Why I Worked on This
I run several Docker Swarm clusters where database credentials need regular rotation. My initial setup used static secrets baked into Docker configs, which meant downtime every time I rotated a password. When a database credential leaked in logs once, I had to manually update every service that used it. That process took hours and involved service restarts I couldn't fully control.
I needed a way to rotate secrets without touching service definitions or causing outages. HashiCorp Vault was already running in my infrastructure for other projects, so I looked for a way to bridge Vault's dynamic secrets into Docker Swarm's native secret system.
My Real Setup
I'm running a three-node Docker Swarm cluster on Proxmox VMs. Vault sits outside the swarm as a standalone service with its own TLS setup. My database credentials live in Vault's KV v2 engine under paths like database/mysql and database/postgres.
The swarm-external-secrets plugin runs as a Docker plugin on each manager node. It acts as a secrets driver, meaning Docker Swarm asks the plugin for secret values instead of storing them directly. The plugin fetches those values from Vault at runtime.
My docker-compose.yml defines secrets like this:
secrets:
mysql_password:
driver: vault-secrets-plugin:latest
labels:
vault_path: "database/mysql"
vault_field: "password"
Services reference these secrets normally. Docker Swarm mounts them as files in /run/secrets/, but the plugin handles the actual retrieval from Vault.
What Worked
The plugin's rotation feature monitors Vault for changes by comparing SHA256 hashes of secret values. I set VAULT_ROTATION_INTERVAL to 2 minutes during testing, though I use 5 minutes in production.
When I update a secret in Vault using vault kv put secret/database/mysql password=new_password, the plugin detects the change within the next interval. It creates a new version of the Docker secret and forces a service update. Docker Swarm's rolling update mechanism handles the rest—containers restart gracefully with the new secret value.
This eliminated manual intervention. I can rotate credentials in Vault, and services pick up the change automatically. No downtime, no manual restarts, no forgotten services still using old credentials.
The plugin also cleans up old secret versions, which prevents Docker from accumulating stale data. This was important because I initially hit Docker's secret version limit during rapid testing.
Authentication Setup
I use Vault's AppRole authentication for the plugin. I created a policy that grants read access only to the specific KV paths my services need. The plugin authenticates once at startup and renews its token automatically.
Setting this up required creating the AppRole in Vault, binding the policy, and then configuring the plugin with the role ID and secret ID as environment variables. This felt more secure than using a root token, which I've seen in some examples online.
Monitoring
The plugin logs rotation events to Docker's logging system. I pipe these through my existing Loki setup, which lets me track when secrets change and correlate that with service restarts.

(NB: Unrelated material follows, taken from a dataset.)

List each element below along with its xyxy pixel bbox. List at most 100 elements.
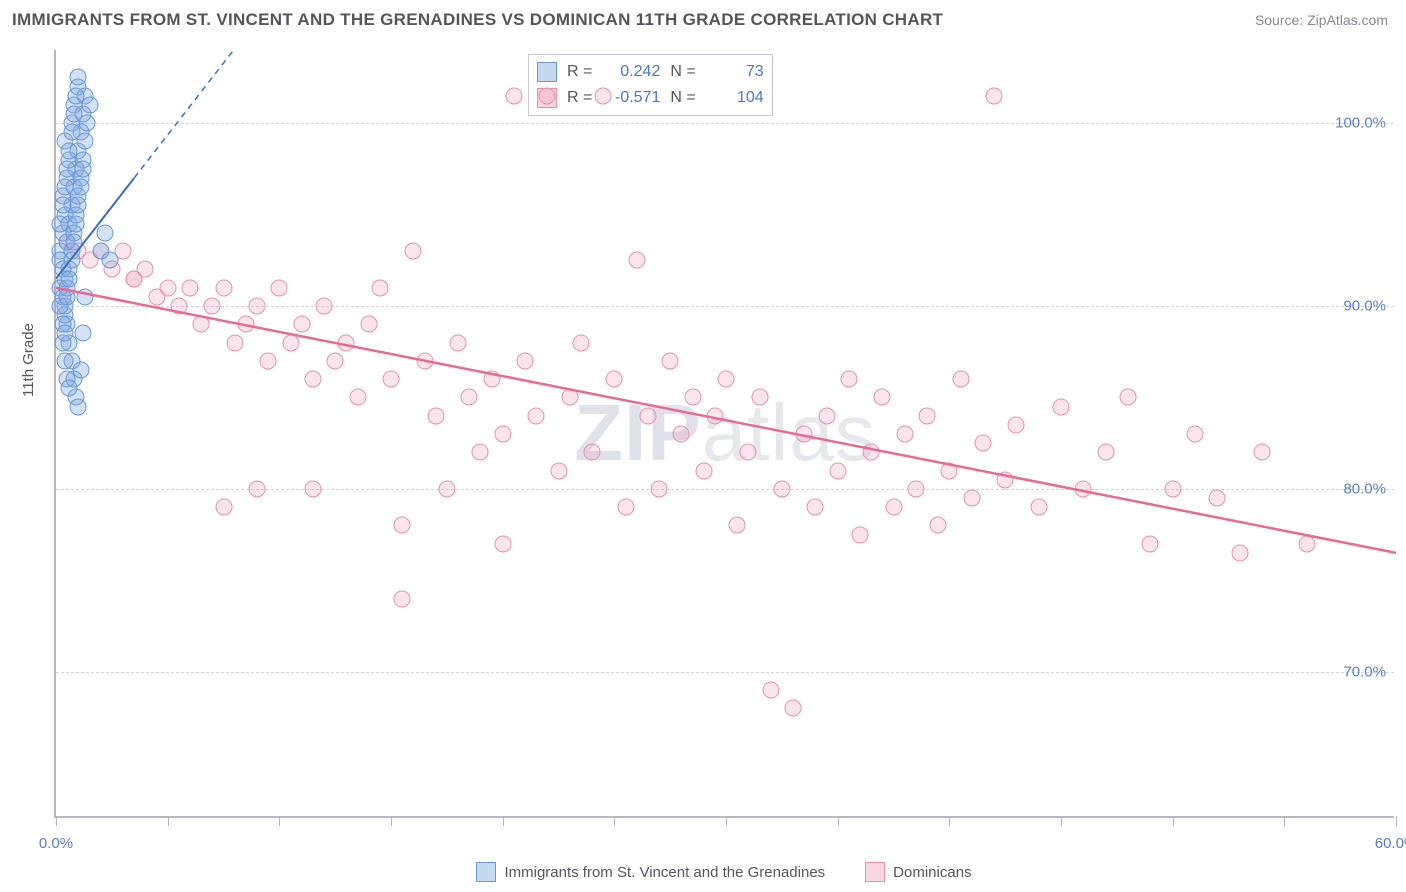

I also check plugin status with journalctl -u docker.service -f | grep vault when debugging. This shows real-time activity, including Vault connection errors or hash mismatches.
What Didn't Work
The first issue I hit was running the plugin on worker nodes. The plugin needs access to Docker's API to manage secrets and trigger service updates. Worker nodes don't have that access by default. I had to ensure the plugin only runs on manager nodes, which meant adjusting my deployment strategy.
Another problem was service restart behavior. Not all applications handle secret changes gracefully. My PostgreSQL containers, for example, don't reload credentials without a full restart. This meant I had to configure services with update_config settings that forced container replacement rather than just signaling the process.
I also initially set the rotation interval too low—30 seconds. This caused excessive Vault API calls and triggered rate limits during peak usage. Vault started rejecting requests, which broke secret retrieval for new deployments. I increased the interval to 5 minutes, which balanced responsiveness with API load.
The plugin doesn't support nested JSON fields in Vault secrets. If my secret structure looks like {"db": {"password": "value"}}, I can't extract db.password directly. I had to flatten my Vault secret structure to work around this.
Docker Socket Permissions
The plugin requires access to /var/run/docker.sock to manage secrets. This felt risky at first because it grants broad Docker API access. I mitigated this by running the plugin only on manager nodes and using Docker's built-in access controls. I also monitor plugin logs for any unexpected API calls.
Key Takeaways
This setup works well for services that can handle graceful restarts. If your application requires zero-downtime credential rotation at the process level, you'll need application-level logic to reload secrets without restarting.
The plugin's rotation interval is a trade-off. Shorter intervals mean faster propagation of new secrets but more load on Vault. I settled on 5 minutes, which gives me reasonable response time without hammering Vault's API.
Running this on manager nodes only is non-negotiable. Worker nodes can't manage secrets, so the plugin won't function there. Plan your swarm topology accordingly.
Vault's KV v2 engine works best for this use case because it supports versioning. If you're using KV v1, you lose the ability to track changes via version metadata, which the plugin relies on for hash comparison.
Finally, test your rotation setup in a non-production environment first. I caught several issues—like the restart behavior and rate limiting—that would have caused outages if I'd deployed directly to production.
Current State
I've been running this setup for several months now. Database credentials rotate weekly via a scheduled Vault policy. The plugin handles propagation automatically, and I haven't had a single downtime incident related to secret rotation since deploying it.
The monitoring logs show consistent rotation activity, and I've tuned the interval to balance responsiveness with resource usage. This approach removed a significant operational burden from my workflow.